Experiments and Results

Automatic Tagging

The authors evaluate the performance of SemiSupCon on multiple MIR tasks, with particular focus on automatic tagging using the MagnaTagATune (MTAT) dataset. They find that incorporating only 5% of labeled data improves the area under the receiver operating characteristic curve (AUROC) from 88.8 to 89.4. The semi-supervised approach shows incremental performance gains as the proportion of labeled data increases, surpassing both self-supervised and fully supervised baselines under similar computing conditions.

Cross-Task Generalization

In a comprehensive set of experiments, the paper evaluates SemiSupCon's performance across various downstream tasks using multiple datasets. These include genre classification, instrument identification, and pitch classification among others. SemiSupCon demonstrates robust performance improvements, exhibiting effective transfer learning capabilities across tasks that are musically related but not trivially similar. For instance, pretraining with a pitch classification dataset significantly improved performance on instrument classification tasks, demonstrating the utility of musically informed supervision signals.

Robustness to Data Corruption

SemiSupCon models also exhibited greater robustness to input data corruptions compared to traditional end-to-end supervised models.
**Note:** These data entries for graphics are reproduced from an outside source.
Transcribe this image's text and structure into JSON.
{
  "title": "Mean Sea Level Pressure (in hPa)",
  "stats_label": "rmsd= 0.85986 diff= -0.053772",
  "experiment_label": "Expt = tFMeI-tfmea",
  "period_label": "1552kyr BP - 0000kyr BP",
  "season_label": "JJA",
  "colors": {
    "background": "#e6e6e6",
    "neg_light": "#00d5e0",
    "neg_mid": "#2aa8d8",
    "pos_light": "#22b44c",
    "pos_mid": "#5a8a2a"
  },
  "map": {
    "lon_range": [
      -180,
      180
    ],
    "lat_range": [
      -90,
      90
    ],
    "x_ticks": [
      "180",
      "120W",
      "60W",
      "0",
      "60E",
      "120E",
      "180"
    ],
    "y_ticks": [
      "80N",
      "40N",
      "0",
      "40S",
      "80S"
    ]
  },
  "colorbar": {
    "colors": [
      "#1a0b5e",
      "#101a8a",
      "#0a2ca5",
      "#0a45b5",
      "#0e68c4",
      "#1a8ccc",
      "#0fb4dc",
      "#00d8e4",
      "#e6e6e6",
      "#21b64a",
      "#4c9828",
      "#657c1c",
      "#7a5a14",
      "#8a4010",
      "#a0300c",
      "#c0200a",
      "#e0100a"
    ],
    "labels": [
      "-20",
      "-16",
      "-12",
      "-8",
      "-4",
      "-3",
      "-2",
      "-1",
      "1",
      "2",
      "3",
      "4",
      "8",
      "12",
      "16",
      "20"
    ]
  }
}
This robustness stems from the contrastive learning framework's inherent design, which trains models to be invariant to augmentations applied during training.
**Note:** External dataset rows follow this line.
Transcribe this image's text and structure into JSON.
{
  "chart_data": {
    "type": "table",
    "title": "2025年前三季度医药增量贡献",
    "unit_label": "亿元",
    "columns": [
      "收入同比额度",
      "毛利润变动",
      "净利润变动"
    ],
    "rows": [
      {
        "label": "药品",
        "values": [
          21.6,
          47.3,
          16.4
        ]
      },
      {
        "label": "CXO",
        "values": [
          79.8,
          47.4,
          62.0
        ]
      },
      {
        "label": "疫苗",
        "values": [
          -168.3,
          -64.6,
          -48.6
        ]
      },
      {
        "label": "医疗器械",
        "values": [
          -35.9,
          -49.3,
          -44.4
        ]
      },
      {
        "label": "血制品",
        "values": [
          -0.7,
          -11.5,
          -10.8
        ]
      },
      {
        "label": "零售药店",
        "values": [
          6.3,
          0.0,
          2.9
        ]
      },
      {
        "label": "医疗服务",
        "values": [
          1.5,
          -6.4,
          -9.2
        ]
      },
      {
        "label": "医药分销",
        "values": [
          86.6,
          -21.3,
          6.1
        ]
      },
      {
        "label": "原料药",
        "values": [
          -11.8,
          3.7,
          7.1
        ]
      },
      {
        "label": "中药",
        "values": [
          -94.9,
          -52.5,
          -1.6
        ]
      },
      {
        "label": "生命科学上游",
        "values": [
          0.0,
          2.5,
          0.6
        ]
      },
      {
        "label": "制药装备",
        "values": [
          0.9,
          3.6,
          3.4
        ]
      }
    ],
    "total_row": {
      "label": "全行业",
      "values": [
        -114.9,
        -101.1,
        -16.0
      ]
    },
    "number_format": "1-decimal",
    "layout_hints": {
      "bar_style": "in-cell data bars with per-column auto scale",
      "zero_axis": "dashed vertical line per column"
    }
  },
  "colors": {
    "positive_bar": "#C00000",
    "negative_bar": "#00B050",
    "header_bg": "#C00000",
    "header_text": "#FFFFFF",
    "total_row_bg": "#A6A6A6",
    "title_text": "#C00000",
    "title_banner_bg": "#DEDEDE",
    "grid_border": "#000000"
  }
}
Positive Mining Strategies

The paper explores various strategies for mining positive samples from multi-label datasets. It is shown that a criterion based on shared class labels or a continuous 'semantic weighing' strategy leads to more nuanced and effective supervision signals, further enhancing the performance of SemiSupCon.
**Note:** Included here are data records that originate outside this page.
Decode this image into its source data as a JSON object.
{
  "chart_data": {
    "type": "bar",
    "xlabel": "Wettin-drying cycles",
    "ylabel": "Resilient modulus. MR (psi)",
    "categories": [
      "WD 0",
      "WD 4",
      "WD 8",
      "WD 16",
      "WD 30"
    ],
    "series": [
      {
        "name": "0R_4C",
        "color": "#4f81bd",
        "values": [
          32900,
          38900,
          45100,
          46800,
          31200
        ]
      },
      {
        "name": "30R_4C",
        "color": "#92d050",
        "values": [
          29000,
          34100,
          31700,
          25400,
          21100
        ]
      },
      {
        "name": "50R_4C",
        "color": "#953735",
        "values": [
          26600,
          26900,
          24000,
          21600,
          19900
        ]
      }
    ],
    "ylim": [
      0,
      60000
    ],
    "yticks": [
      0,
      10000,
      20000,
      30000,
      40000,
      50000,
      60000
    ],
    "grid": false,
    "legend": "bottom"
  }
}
Implications and Future Work

The implications of this research are substantial for the field of MIR. The ability to leverage modest amounts of labeled data within a predominantly self-supervised framework could significantly reduce the labeling burden, which is often a bottleneck in MIR tasks. The demonstrated robustness and transfer learning capacity suggest that SemiSupCon could be adapted to a wide range of audio analysis tasks beyond MIR.

Future research directions highlighted in the paper include the exploration of additional supervision signals, such as perceptual metrics and chord estimation, and extending the framework to multimodal learning scenarios. Moreover, a deeper understanding of the interaction between the proportion of labeled data and the quality of learned representations could provide further insights into optimizing the SemiSupCon framework.

Conclusion

The introduction of SemiSupCon establishes a promising direction for representation learning in MIR. By effectively combining labeled and unlabeled data, this method addresses the limitations of traditional SSL approaches, offering enhanced performance, robustness, and transferability across a variety of musical tasks. The results and insights presented in this paper provide a solid foundation for further advancements in semi-supervised learning methodologies within the broader context of audio analysis and beyond.

Overall, this paper contributes a meaningful advancement in leveraging semi-supervised learning for musical representation, significantly enriching the toolbox available to researchers and practitioners in the field of MIR.